Iniciado por Vifibi, 08/01/2013 às 20:50



AVISO: Este texto é um texto com temas fortes e pode ser considerado perturbador por algumas audiências. Se você for menor de dezoito anos ou sentir que o rumo que a história está levando é perturbador, por favor PARE DE LER. Este trabalho é uma obra de ficção, todas as personagens são figmentos da imaginação do autor. Quaisquer semelhanças com pessoas, vivas ou mortas, é meramente coincidência. Este trabalho está sob licença Creative Commons e pode ser distribuido por entidades sem fins lucrativos contanto que o autor seja creditado como o criador integral da obra. Obras derivativas desta obra não são permitidas.

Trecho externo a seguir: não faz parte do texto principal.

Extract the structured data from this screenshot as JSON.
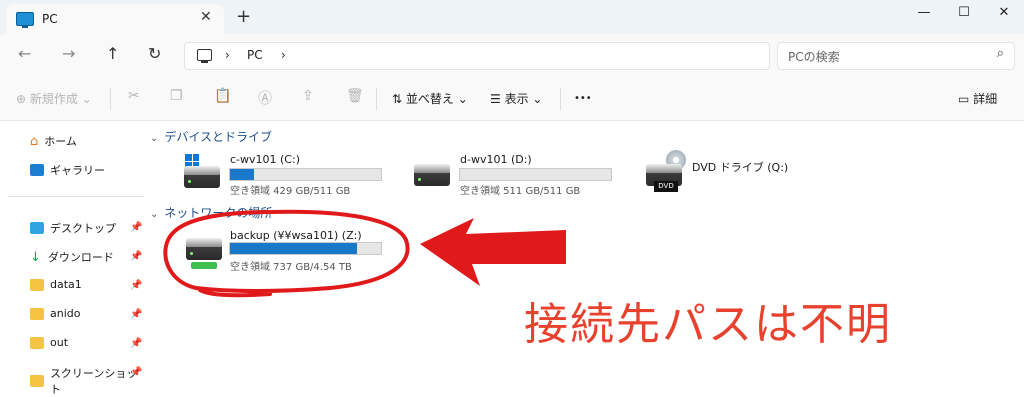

O brilho fosco do tubo iluminava de forma fraca os cabelos acinzentados de Dr. Elias. Seus olhos azuis cansados e cheios de olheiras observavam com atenção um dos muitos cilindros recheados com uma substância azul pegajosa que brilhava sob a luz que ele próprio havia instalado. Dentro do cilindro estava a silhueta de uma mulher, com longos cabelos e seios de tamanho generoso — Exatamente como ele a imaginava quando se lembrava dela.

Criar seu corpo foi fácil. Apenas algumas células, nada que fosse interferir no funcionamento, e alterá-las para que se reproduzissem e sofressem mutações até criar o corpo que pertencia à ela. Depois de algumas tentativas, ele já o havia aperfeiçoado ao ponto de poder deixá-lo mais ao seu gosto. Uma bunda mais pronunciada, seios maiores, um rosto mais maduro... O único verdadeiro problema era o cérebro. Ao retirar o cérebro, o ato de cortá-lo causava dano na espinha dorsal, e isso deixava seus experimentos paralisados. Alguns genes modificados, contudo, e o cérebro simplesmente parou de se desenvolver.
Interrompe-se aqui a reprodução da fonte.